The level of information needed on the whole loans will vary depending on the volume they represent in a securitization. At 10%, an issuer would simply need to identify Accredited. At 20%, a narrative blurb about Accredited would have to be provided to investors. And if Accredited loans represent a "material" amount of the securitization, static pool information will be required. Dant said there is some difference of opinion on what constitutes a "material" amount. Some issuers that work with Accredited are saying 20% is a material amount. Others are giving a range of 35% to 50%. At least one large issuer said it would never ask Accredited for static pool information, Dant said. Based on the way it interpreted the regulation, the only necessary static pool information would be from that issuer's own previous deals.

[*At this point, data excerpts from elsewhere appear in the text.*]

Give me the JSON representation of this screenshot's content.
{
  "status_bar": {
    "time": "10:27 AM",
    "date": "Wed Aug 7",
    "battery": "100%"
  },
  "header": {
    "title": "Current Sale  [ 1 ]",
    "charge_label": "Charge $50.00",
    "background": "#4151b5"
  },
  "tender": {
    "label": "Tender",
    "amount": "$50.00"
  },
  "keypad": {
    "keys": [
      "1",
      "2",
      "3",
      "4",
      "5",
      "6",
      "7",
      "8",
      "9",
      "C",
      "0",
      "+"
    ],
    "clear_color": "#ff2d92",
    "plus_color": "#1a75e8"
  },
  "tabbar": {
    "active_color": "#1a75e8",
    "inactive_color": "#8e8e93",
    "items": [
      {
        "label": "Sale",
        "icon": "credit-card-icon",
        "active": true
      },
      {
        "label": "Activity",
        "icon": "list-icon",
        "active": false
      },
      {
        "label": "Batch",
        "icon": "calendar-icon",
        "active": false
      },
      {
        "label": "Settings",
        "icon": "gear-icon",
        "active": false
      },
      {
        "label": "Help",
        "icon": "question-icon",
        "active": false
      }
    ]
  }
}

Dant said yet another Reg AB issue that Accredited is working on is getting its shelf in compliance by the March deadline - and that process is also on track. She said although Accredited did not participate in the SEC pilot program, it had the benefit of being selected in early November for review by the SEC and ended up with light comments on its shelf registration statement. The company is now reviewing those comments.

Another perspective

Russo, of JPMorgan Chase, co-chairs her company's Reg AB steering committee, which meets every few weeks and includes every line of business impacted by the new rules. "As you can imagine, in an organization this big, there are a lot of implementation issues," she said. "We're a trustee, we're a servicer, we're an originator, we're an investment bank."

Like other market players, her company is still working on some aspects of Reg AB compliance, particularly given the uncertainty in interpreting the new rules. Russo hopes to address some of those issues when she moderates a panel discussion about Reg AB at the looming ASF conference in Las Vegas.

But she said, with a year to get ready for Reg AB, her company started early. So she does not expect the new rules to be a hurdle to its own issuance in the first quarter. "Maybe it slows things down, because the first time you do anything under a new set of rules, it takes a little bit longer," Russo said. "But I don't think it should impede us in any significant way."